Segundo ela, o judiciário atravessa uma fase de “populismo penal”, ao citar as condenações arbitrárias de Rafael Braga, preso por portar água sanitária nas jornadas de junho de 2013, e da desembargadora Kenarik Boujikian, condenada a pena de censura, pelo Tribunal de Justiça de São Paulo, por libertar 11 presos que já haviam cumprido sentença, em 2016. “São dois casos que nos mostram como a Justiça se aproveita desse frágil e antidemocrático momento do país para uma usurpação de poder e manutenção de valores colonialistas. Por isso, as ouvidorias-gerais são um início, uma via de acesso para fazer furos na institucionalidade opressora da Justiça”, completa.
Hoje, existem 11 ouvidorias gerais no país eleitas por votos da sociedade civil, além de projetos para implementar o modelo em mais três Estados: Minas Gerais, Espírito Santo e Pará. “São três regiões decisivas, com conflitos de mineração, latifúndio, afetação de quilombolas, indígenas e do movimento sem terra. Nesse contexto, minha experiência na Bahia mostra que é preciso dar um passo além na resistência e a ouvidoria é um começo”, diz Vilma.

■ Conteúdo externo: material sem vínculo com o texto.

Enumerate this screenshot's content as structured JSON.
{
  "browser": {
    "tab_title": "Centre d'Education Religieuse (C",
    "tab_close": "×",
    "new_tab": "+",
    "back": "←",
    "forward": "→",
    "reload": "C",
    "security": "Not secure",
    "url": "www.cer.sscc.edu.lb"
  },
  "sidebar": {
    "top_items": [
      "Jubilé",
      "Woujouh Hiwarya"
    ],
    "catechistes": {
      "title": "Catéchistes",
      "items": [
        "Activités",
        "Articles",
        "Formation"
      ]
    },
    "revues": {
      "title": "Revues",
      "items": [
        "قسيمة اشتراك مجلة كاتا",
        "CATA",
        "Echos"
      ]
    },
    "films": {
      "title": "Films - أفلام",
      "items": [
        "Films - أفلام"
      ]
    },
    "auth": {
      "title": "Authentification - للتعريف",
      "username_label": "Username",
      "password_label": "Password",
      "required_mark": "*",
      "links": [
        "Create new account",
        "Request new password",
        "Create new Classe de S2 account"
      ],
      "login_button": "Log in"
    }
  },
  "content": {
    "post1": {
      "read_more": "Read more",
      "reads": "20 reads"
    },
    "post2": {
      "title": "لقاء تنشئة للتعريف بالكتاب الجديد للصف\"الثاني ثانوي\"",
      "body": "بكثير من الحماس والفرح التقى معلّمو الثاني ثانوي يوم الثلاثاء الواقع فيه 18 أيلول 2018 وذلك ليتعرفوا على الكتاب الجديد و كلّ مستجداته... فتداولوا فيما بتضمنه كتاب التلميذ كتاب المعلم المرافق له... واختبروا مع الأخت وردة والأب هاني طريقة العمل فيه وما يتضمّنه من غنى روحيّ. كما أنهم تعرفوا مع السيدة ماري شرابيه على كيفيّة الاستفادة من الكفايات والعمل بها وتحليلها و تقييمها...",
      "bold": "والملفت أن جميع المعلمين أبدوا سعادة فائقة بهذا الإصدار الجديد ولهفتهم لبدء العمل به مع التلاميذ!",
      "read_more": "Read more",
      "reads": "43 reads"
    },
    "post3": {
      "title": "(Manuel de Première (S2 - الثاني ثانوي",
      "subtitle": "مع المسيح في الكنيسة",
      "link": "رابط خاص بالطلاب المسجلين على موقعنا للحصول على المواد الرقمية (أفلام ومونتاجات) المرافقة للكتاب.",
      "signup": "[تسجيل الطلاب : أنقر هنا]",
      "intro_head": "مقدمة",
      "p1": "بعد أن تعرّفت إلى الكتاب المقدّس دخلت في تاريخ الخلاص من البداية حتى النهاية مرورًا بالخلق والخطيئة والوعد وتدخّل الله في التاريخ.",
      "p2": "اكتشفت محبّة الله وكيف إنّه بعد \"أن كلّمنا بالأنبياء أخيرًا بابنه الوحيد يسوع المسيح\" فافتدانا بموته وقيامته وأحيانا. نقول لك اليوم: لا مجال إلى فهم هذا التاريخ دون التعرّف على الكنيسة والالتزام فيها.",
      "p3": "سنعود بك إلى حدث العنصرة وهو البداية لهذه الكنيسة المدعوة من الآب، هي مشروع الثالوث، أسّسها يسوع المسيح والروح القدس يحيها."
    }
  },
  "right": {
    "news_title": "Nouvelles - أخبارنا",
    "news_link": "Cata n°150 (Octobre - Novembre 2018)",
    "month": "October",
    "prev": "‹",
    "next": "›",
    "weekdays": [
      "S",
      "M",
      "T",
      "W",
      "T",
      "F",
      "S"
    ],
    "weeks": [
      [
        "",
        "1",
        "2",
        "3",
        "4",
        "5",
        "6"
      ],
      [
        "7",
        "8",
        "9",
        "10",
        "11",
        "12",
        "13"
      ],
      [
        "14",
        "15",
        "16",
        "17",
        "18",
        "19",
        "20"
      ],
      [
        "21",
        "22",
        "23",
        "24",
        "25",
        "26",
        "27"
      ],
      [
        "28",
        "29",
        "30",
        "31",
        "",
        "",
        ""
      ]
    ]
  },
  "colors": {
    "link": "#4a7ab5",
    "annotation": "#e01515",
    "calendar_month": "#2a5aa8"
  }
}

Na entrevista abaixo, Vilma Reis disseca sua atuação à frente da ouvidoria baiana e discorre sobre Angela Davis, racismo institucional, conflitos mediados na Bahia, além de explicar a chamada “pedagogia do constrangimento” — método de ocupar espaços institucionais por minorias excluídas dos espaços de poder.

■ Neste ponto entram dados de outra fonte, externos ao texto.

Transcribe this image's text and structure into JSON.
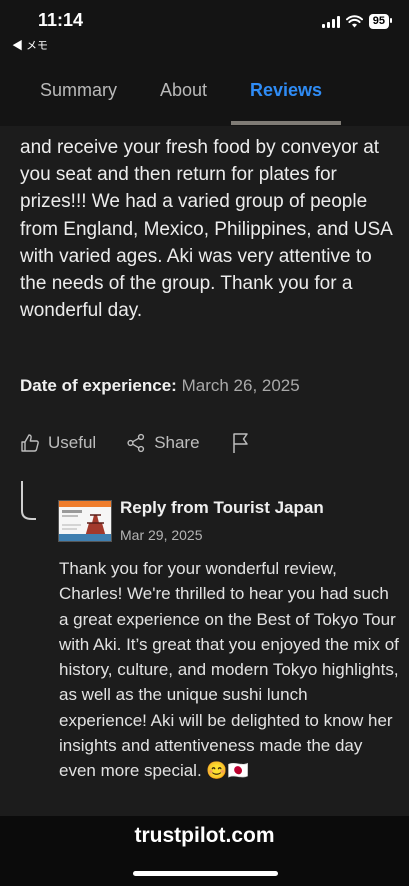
{
  "status_bar": {
    "time": "11:14",
    "back_app": "◀ メモ",
    "battery": "95"
  },
  "tabs": [
    {
      "label": "Summary",
      "active": false
    },
    {
      "label": "About",
      "active": false
    },
    {
      "label": "Reviews",
      "active": true
    }
  ],
  "review": {
    "text": "and receive your fresh food by conveyor at you seat and then return for plates for prizes!!! We had a varied group of people from England, Mexico, Philippines, and USA with varied ages. Aki was very attentive to the needs of the group. Thank you for a wonderful day.",
    "date_label": "Date of experience:",
    "date_value": "March 26, 2025"
  },
  "actions": {
    "useful": "Useful",
    "share": "Share"
  },
  "reply": {
    "title": "Reply from Tourist Japan",
    "date": "Mar 29, 2025",
    "text": "Thank you for your wonderful review, Charles! We're thrilled to hear you had such a great experience on the Best of Tokyo Tour with Aki. It’s great that you enjoyed the mix of history, culture, and modern Tokyo highlights, as well as the unique sushi lunch experience! Aki will be delighted to know her insights and attentiveness made the day even more special. 😊🇯🇵"
  },
  "footer": {
    "domain": "trustpilot.com"
  },
  "colors": {
    "accent": "#2f8cf5",
    "background": "#1c1c1c"
  }
}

O que mudou com a implementação de ouvidorias da Defensoria Pública eleitas pela sociedade civil e não mais pelo governador?
Ao transformar essa regra do jogo, quando o governador deixa de escolher quem vai fiscalizar a Justiça do Estado, passamos a atuar literalmente por dentro. Na minha gestão, eu estou ao lado de mais ou menos 120 lideranças sociais diversas, aglutinados em um movimento organizado de ouvir as pessoas, reconhecê-las e levá-las para dentro do sistema, para dentro da defensoria pública, com voz própria. Elas compõe comigo essa ouvidoria. Eu fui escolhida pelo Conselho Superior da Defensoria da Bahia, composto por seis membros, sendo três da sociedade civil. Temos uma cadeira neste Conselho Superior da Defensoria e acesso às audiências de custódia, podendo interferir juridicamente e denunciar abusos no âmbito institucional. O que estamos dizendo é que vai ser mais difícil criminalizar nosso povo, os movimento sociais, porque nós estamos aqui, por dentro. Sem qualquer relação de amizade ou coleguismo com desembargadores, promotores e até defensores. É algo inédito porque até então não havia representações de movimento sociais, indígenas, sindicais etc. Agora, o quilombola, o assentado, o sem terra pode estar dentro da defensoria, denunciando institucionalmente uma série de irregularidades.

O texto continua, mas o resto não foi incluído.